The problem is, the MBAs running the ship are convinced AI will solve all that with more datacenters. The fact that they talk about gigawatts of compute tells you how delusional they are. Further, the collateral damage this delusion will occur as these models sigmoid their way into agents, and harnesses and expert models and fine tuned derivatives, and cascading manifold intelligent word salad excercises shouldn't be under concerned.

Something is missing in the common test suite if this can occur, right?

  • First, it's not "can occur" but does occur 100% of the time. Second, sure, it does mean something is missing, but how do you test for "this codebase can withstand at least two years of evolution"?

  • You can spend a lot of time perfecting the test suite to meet your specific requirements and needs, but I think that would take quite a while, and at that point, why not just write the code yourself? I think the most viable approach of today's AI is still to let it code and steer it when it makes a decision you don't like, as it goes along.

  • You have to fight to get agents to write tests in my experience. It can be done, but they don't. I've yet to figure out how get any any agent to use TDD - that is write a test and then verify it fails - once in a while I can get it to write one test that way, but it then writes far more code to make it pass than the test justifies and so is still missing coverage of important edge cases.

    • I have TDD flow working as a part of my tasks structuring and then task completion. There are separate tasks for making the tests and for implementing. The agent which implements is told to pick up only the first available task, which will be “write tests task”, it reliably does so. I just needed to add how it should mark tests as skipped because it’s been conflicting with quality gates.

A lot of that can be overcome by including the need to be able to put more floors on top as part of the spec.
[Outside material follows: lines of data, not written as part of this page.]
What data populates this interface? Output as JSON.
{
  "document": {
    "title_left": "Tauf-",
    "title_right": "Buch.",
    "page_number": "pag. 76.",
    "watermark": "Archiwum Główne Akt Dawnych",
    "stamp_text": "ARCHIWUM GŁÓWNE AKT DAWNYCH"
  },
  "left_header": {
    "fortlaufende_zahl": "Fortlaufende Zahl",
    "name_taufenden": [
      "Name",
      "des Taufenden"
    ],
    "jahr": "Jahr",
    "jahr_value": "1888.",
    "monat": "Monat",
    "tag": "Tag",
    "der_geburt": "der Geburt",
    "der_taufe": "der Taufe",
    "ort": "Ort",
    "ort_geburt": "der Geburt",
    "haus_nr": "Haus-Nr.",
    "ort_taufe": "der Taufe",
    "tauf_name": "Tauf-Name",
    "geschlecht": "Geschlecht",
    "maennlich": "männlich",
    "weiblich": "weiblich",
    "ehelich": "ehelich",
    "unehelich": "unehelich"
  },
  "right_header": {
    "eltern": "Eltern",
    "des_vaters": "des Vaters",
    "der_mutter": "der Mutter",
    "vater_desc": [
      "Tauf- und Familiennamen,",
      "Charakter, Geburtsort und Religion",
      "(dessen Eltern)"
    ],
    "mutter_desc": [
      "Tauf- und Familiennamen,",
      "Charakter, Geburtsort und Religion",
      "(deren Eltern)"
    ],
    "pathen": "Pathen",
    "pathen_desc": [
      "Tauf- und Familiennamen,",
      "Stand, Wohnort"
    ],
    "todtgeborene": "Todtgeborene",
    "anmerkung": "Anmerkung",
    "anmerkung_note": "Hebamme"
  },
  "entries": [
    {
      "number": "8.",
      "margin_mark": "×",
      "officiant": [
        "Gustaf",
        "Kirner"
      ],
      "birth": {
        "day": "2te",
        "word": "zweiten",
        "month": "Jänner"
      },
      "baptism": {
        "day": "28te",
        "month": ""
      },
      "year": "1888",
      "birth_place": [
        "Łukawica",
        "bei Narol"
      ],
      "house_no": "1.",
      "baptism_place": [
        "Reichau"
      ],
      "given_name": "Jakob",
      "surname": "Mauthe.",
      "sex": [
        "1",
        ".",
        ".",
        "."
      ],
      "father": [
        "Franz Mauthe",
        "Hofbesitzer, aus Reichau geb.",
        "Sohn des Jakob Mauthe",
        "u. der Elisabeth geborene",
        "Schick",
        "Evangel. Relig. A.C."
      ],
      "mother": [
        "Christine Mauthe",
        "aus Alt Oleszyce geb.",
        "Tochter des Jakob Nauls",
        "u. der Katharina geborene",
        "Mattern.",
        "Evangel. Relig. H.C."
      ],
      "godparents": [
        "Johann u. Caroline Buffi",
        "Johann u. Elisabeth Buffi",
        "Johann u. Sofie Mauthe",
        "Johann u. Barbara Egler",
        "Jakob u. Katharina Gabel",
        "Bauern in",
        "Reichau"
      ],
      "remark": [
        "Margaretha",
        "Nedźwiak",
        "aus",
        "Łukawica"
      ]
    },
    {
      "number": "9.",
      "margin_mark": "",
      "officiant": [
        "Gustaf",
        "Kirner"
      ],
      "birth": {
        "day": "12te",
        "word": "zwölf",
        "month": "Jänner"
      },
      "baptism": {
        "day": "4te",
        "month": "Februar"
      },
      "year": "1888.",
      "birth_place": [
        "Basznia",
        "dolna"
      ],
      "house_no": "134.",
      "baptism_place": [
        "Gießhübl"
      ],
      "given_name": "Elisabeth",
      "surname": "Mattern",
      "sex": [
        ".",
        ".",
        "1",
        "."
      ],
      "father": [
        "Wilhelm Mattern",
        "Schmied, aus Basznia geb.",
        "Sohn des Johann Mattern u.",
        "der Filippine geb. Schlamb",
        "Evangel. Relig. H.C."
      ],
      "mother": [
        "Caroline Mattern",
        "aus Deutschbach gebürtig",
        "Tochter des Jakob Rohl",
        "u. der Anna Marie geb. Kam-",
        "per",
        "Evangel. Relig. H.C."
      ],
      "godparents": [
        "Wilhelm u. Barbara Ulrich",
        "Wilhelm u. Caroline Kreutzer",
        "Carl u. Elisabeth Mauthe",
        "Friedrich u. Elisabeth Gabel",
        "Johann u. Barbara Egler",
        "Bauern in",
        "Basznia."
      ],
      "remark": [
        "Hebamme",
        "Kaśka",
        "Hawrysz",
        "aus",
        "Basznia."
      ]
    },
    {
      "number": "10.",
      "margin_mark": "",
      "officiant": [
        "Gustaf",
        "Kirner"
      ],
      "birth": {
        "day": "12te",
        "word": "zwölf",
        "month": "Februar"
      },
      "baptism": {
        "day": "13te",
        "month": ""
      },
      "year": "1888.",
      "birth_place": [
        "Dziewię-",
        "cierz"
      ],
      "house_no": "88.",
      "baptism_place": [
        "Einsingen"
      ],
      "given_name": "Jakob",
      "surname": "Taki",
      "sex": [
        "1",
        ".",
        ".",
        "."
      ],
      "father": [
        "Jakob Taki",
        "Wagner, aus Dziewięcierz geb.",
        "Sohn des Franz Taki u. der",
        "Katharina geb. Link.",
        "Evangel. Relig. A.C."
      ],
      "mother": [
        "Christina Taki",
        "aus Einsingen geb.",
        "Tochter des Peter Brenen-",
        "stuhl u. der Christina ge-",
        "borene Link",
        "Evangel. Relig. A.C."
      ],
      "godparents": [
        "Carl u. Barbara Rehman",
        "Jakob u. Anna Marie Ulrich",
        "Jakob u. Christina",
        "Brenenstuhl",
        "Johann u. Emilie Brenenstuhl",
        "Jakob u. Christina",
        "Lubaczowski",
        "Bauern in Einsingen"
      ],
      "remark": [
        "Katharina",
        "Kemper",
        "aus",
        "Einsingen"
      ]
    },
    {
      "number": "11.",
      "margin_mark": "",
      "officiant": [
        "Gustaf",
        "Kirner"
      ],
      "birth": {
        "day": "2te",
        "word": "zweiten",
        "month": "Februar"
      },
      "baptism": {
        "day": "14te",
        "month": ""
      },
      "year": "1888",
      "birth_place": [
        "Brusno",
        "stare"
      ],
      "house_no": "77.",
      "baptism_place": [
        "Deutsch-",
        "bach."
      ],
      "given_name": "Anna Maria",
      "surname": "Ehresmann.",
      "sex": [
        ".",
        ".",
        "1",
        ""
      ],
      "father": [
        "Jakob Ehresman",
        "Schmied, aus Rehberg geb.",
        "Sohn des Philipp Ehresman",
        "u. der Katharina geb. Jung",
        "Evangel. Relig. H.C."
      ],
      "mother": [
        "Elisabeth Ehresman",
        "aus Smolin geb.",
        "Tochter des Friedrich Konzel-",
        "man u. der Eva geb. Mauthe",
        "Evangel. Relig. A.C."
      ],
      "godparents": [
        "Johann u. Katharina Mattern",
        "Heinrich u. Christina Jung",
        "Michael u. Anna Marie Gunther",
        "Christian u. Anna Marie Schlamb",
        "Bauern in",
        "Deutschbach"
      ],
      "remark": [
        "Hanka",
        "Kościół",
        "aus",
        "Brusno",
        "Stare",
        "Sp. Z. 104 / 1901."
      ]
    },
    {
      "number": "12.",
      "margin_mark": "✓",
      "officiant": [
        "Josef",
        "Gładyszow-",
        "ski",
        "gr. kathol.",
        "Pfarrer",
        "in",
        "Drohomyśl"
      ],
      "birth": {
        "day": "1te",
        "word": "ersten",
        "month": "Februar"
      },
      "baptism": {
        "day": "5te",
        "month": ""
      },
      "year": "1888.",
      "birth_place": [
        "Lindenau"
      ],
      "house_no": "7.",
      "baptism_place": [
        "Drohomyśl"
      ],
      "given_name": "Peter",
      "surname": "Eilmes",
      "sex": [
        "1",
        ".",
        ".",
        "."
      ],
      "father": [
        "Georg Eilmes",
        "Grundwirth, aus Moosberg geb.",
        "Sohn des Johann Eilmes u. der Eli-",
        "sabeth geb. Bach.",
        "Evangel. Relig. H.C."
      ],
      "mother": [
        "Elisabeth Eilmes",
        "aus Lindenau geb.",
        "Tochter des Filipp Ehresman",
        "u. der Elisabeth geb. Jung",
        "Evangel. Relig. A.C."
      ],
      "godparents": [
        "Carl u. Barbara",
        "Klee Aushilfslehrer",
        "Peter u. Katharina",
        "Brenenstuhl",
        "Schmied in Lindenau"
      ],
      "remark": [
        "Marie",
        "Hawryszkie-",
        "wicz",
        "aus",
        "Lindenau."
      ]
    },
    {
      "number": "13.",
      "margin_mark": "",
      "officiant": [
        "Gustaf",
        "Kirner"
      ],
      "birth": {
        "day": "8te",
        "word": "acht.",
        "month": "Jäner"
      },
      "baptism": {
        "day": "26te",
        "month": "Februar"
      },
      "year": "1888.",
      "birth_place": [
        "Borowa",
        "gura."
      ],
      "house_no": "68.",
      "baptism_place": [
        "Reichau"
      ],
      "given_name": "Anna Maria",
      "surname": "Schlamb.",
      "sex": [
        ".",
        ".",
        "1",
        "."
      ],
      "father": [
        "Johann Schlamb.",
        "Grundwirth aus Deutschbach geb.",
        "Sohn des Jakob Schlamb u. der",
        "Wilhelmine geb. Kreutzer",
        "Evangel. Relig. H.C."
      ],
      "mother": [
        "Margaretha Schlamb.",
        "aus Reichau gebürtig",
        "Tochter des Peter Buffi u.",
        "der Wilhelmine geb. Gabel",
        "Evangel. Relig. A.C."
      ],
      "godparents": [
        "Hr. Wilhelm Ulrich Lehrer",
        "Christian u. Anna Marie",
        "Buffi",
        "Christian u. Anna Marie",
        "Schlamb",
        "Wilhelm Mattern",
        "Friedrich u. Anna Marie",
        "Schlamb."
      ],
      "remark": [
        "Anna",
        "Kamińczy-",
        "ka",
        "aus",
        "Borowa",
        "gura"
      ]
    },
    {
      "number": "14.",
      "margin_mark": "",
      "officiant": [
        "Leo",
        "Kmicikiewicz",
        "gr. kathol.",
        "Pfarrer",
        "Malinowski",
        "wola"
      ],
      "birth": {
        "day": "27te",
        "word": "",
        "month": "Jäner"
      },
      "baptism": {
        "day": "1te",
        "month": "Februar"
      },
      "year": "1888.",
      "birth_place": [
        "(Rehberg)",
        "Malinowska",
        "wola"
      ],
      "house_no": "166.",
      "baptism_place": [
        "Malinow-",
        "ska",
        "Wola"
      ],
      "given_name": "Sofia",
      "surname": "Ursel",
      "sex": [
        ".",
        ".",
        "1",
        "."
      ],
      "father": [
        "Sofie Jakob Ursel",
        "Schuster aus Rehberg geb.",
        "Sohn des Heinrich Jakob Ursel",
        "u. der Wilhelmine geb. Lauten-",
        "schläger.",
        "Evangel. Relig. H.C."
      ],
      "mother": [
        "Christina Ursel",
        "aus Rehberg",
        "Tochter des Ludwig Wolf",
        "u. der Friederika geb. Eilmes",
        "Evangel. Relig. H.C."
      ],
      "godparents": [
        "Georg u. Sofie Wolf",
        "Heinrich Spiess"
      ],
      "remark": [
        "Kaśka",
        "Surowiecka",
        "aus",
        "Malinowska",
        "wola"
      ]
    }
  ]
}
Whether it be humans or agents, people rarely specify that one explicitly but treat it as an assumed bit of knowledge.

It goes the other way quite often with people. How often do you see K8s for small projects?

  • > A lot of that can be overcome by including the need to be able to put more floors on top as part of the spec

    I wish it could, but in practice, today's agents just can't do that. About once a week I reach some architectural bifurcation where one path is stable and the other leads to an inevitable total-loss catastrophe from which the codebase will not recover. The agent's success rate (I mostly use Codex with gpt5.4) is about 50-50. No matter what you explain to them, they just make catastrophic mistakes far too often.